Worker, age 24, killed in industrial accident while moving sheet metal at DPR Manufacturing in Warren, Michigan

Support continues to pour in for the family of Matthew McCoy, a machine operator, who was killed by falling sheet metal while working at DPR Manufacturing in Warren, Michigan last Friday afternoon, June 7. McCoy, who lived in the Detroit suburb of Warren, was just 24 years old at the time of his death.

The Warren Fire Department responded to the emergency and assessed that McCoy was in cardiac arrest and had suffered other life-threatening crush injuries. Paramedics performed life support procedures and transported him to Ascension Macomb Oakland Hospital for medical treatment, where he later died.

According to an initial report released by the Michigan Occupational Safety and Health Administration (MIOSHA), McCoy “was moving sheet metal with the use of a cart. While moving the sheet metal, the cart caught an uneven edge of a walking-working surface and tipped over onto” him.

DPR Manufacturing & Services Inc., according to their website, “is a family owned & operated custom fabrication organization providing products in steel, stainless steel, and aluminum.” It has been in operation over 100 years.

MIOSHA said it had no record of any safety inspection being conducted at DPR Manufacturing.

Mike Krafcik, a MIOSHA Communications Specialist, said in a statement that MIOSHA could not “provide information on an open investigation” but noted that “our records indicate there was no prior inspection history with this employer.”

According to press reports, DPR Manufacturing President Westleigh Deguvera had not responded to requests for comment.

McCoy’s is the 13th workplace death in Michigan in 2024, as reported by MIOSHA. More than 5,000 die annually in workplace accidents in the US.

The death of Matthew McCoy follows the recent death of another young worker, Daulton Simmers, a 28-year-old worker and father, who died from thermal burns when molten metal fell on him on June 6 at Caterpillar’s foundry in Mapleton, Illinois.

McCoy was described as an extremely generous person by his older sister, Jami Reiterman. “If people needed money, he was always helping them out. He was just the greatest person in the world, really,” Reiterman said in an interview with Fox 2 News. 

Reiterman went on to say that McCoy “loved video games and drawing. He was always drawing pictures. He still drew. He would come home from work and just draw for hours and just watch TV.” Reiterman noted that McCoy would produce a lot of paintings of the parts at the facility he worked at and that he “loved his job.”

She told the WSWS, “He’d help around the house or if you needed money or anything he was always the first to step up and not just me, for everybody. He was the only person who’d walk in the door after work and say, ‘hey dude, how was your day?’ Even if he had a bad one, he just wanted to hear about mine.”

She said the company had reached out to herself as well as her other brother, who previously worked at DPR, but she was waiting on the OSHA investigation before speaking further on the circumstances of the death.

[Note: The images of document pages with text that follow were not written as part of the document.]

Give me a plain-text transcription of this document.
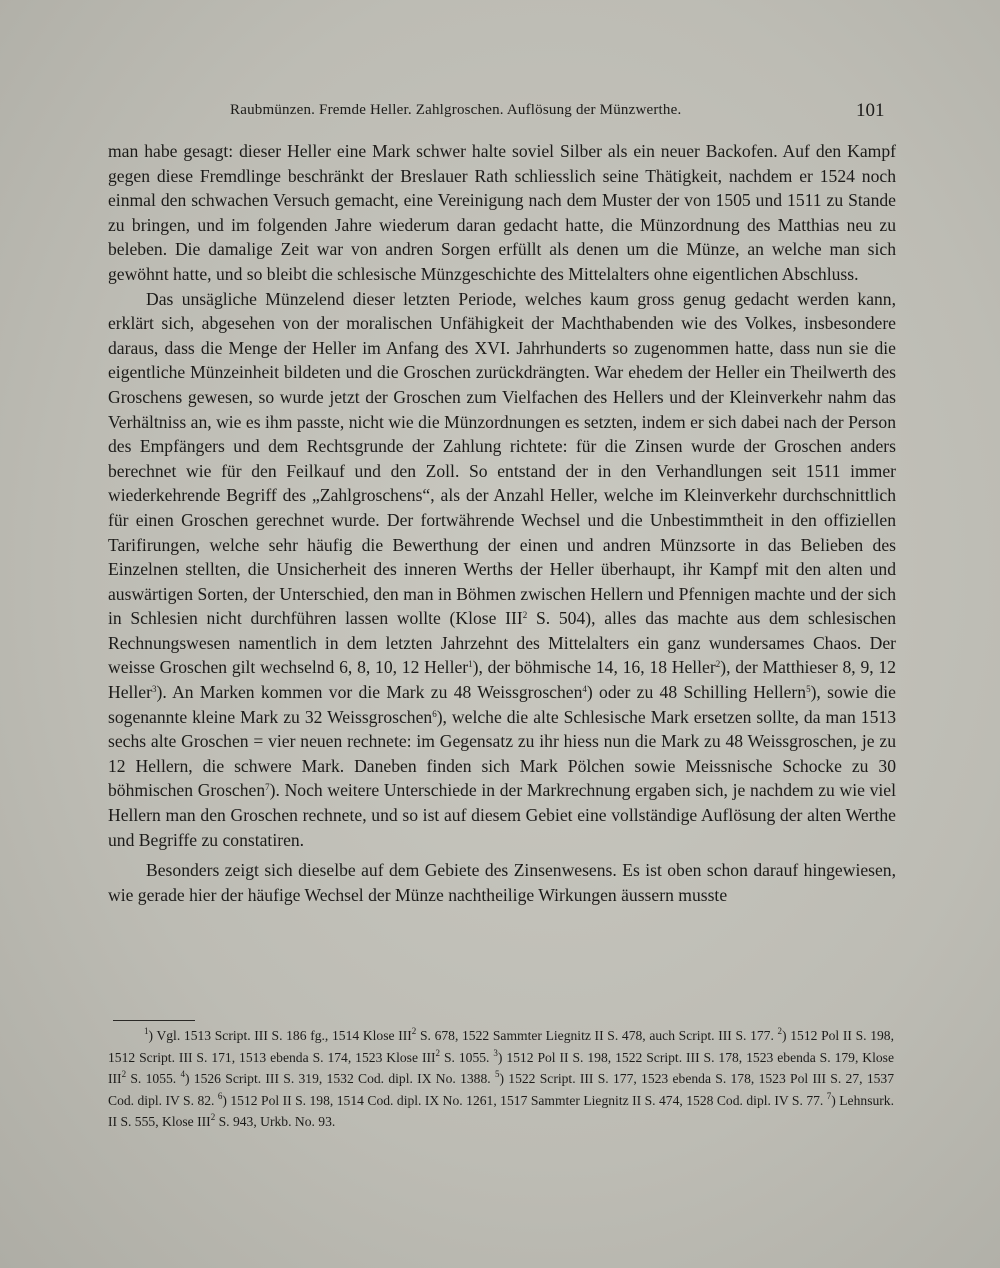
Raubmünzen. Fremde Heller. Zahlgroschen. Auflösung der Münzwerthe.	101

man habe gesagt: dieser Heller eine Mark schwer halte soviel Silber als ein neuer Backofen. Auf den Kampf gegen diese Fremdlinge beschränkt der Breslauer Rath schliesslich seine Thätigkeit, nachdem er 1524 noch einmal den schwachen Versuch gemacht, eine Vereinigung nach dem Muster der von 1505 und 1511 zu Stande zu bringen, und im folgenden Jahre wiederum daran gedacht hatte, die Münzordnung des Matthias neu zu beleben. Die damalige Zeit war von andren Sorgen erfüllt als denen um die Münze, an welche man sich gewöhnt hatte, und so bleibt die schlesische Münzgeschichte des Mittelalters ohne eigentlichen Abschluss.

Das unsägliche Münzelend dieser letzten Periode, welches kaum gross genug gedacht werden kann, erklärt sich, abgesehen von der moralischen Unfähigkeit der Machthabenden wie des Volkes, insbesondere daraus, dass die Menge der Heller im Anfang des XVI. Jahrhunderts so zugenommen hatte, dass nun sie die eigentliche Münzeinheit bildeten und die Groschen zurückdrängten. War ehedem der Heller ein Theilwerth des Groschens gewesen, so wurde jetzt der Groschen zum Vielfachen des Hellers und der Kleinverkehr nahm das Verhältniss an, wie es ihm passte, nicht wie die Münzordnungen es setzten, indem er sich dabei nach der Person des Empfängers und dem Rechtsgrunde der Zahlung richtete: für die Zinsen wurde der Groschen anders berechnet wie für den Feilkauf und den Zoll. So entstand der in den Verhandlungen seit 1511 immer wiederkehrende Begriff des „Zahlgroschens“, als der Anzahl Heller, welche im Kleinverkehr durchschnittlich für einen Groschen gerechnet wurde. Der fortwährende Wechsel und die Unbestimmtheit in den offiziellen Tarifirungen, welche sehr häufig die Bewerthung der einen und andren Münzsorte in das Belieben des Einzelnen stellten, die Unsicherheit des inneren Werths der Heller überhaupt, ihr Kampf mit den alten und auswärtigen Sorten, der Unterschied, den man in Böhmen zwischen Hellern und Pfennigen machte und der sich in Schlesien nicht durchführen lassen wollte (Klose III$^2$ S. 504), alles das machte aus dem schlesischen Rechnungswesen namentlich in dem letzten Jahrzehnt des Mittelalters ein ganz wundersames Chaos. Der weisse Groschen gilt wechselnd 6, 8, 10, 12 Heller$^1$), der böhmische 14, 16, 18 Heller$^2$), der Matthieser 8, 9, 12 Heller$^3$). An Marken kommen vor die Mark zu 48 Weissgroschen$^4$) oder zu 48 Schilling Hellern$^5$), sowie die sogenannte kleine Mark zu 32 Weissgroschen$^6$), welche die alte Schlesische Mark ersetzen sollte, da man 1513 sechs alte Groschen = vier neuen rechnete: im Gegensatz zu ihr hiess nun die Mark zu 48 Weissgroschen, je zu 12 Hellern, die schwere Mark. Daneben finden sich Mark Pölchen sowie Meissnische Schocke zu 30 böhmischen Groschen$^7$). Noch weitere Unterschiede in der Markrechnung ergaben sich, je nachdem zu wie viel Hellern man den Groschen rechnete, und so ist auf diesem Gebiet eine vollständige Auflösung der alten Werthe und Begriffe zu constatiren.

Besonders zeigt sich dieselbe auf dem Gebiete des Zinsenwesens. Es ist oben schon darauf hingewiesen, wie gerade hier der häufige Wechsel der Münze nachtheilige Wirkungen äussern musste

$^1$) Vgl. 1513 Script. III S. 186 fg., 1514 Klose III$^2$ S. 678, 1522 Sammter Liegnitz II S. 478, auch Script. III S. 177. $^2$) 1512 Pol II S. 198, 1512 Script. III S. 171, 1513 ebenda S. 174, 1523 Klose III$^2$ S. 1055. $^3$) 1512 Pol II S. 198, 1522 Script. III S. 178, 1523 ebenda S. 179, Klose III$^2$ S. 1055. $^4$) 1526 Script. III S. 319, 1532 Cod. dipl. IX No. 1388. $^5$) 1522 Script. III S. 177, 1523 ebenda S. 178, 1523 Pol III S. 27, 1537 Cod. dipl. IV S. 82. $^6$) 1512 Pol II S. 198, 1514 Cod. dipl. IX No. 1261, 1517 Sammter Liegnitz II S. 474, 1528 Cod. dipl. IV S. 77. $^7$) Lehnsurk. II S. 555, Klose III$^2$ S. 943, Urkb. No. 93.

Companies are supposed to maintain safe work surfaces. In Michigan the maximum penalty for a serious safety violation is only $7,000.

Tara Bachynski, Jami Reiterman’s best friend, created a GoFundMe to assist with burial services for Matthew. As of this writing the family had received well over 100 individual donations and was close to its $10,000 goal.

Serious injury accidents involving forklifts and other vehicles used for moving stock are very frequent. Forklifts are often unstable due to heavy loads and prone to tipping over since the wheels are in the back. Visibility is often obstructed due to loads being carried in front.

Training involves classroom training and practical training as well as testing. Permits are supposed to be renewed every three years.

OSHA reports that forklift accidents result in 75-95 deaths every year and 8,000-9,000 injuries. The injuries tend to be more serious and require greater recovery time. OSHA estimates there are just under 100,000 forklift accidents a year. Rollover accidents involving forklift-type vehicles account for 24 percent of all forklift accidents and 42 percent of all recorded injuries.

Industry guidelines call for proper and recurring training of operators and vehicle inspections and regular maintenance.

In October 2022, a 25-year-old female employee died at Metalsa, a Tier 1 automotive supplier in nearby Sterling Heights, Michigan after the motorized truck she was driving flipped over and crushed her.

In response to reports of the death of McCoy, one autoworker posted on Facebook, “We are just a number in the factory world. All they care about is those parts and in my case, trucks/suv’s.”

Another worker wrote, “the new employees are not even usually properly trained on any equipment and are accidents waiting to happen. Not saying that this is the case with this young man but speaking of my personal experience in my revolving door shop.”

Emily, a young mom, wrote that her husband had worked in manufacturing. “State agency tells them what date they’re coming; they go in only to say nothing found on their reports. Duh cuz you gave them time to fix and hide the problems. This is the type of thing these workers deal with daily and in the majority of these places it seems. Plus, the turnover rate—they’ll hire new people and not pay raise the older employees ... so those ones move on and it’s just constantly new hires mainly running everything.”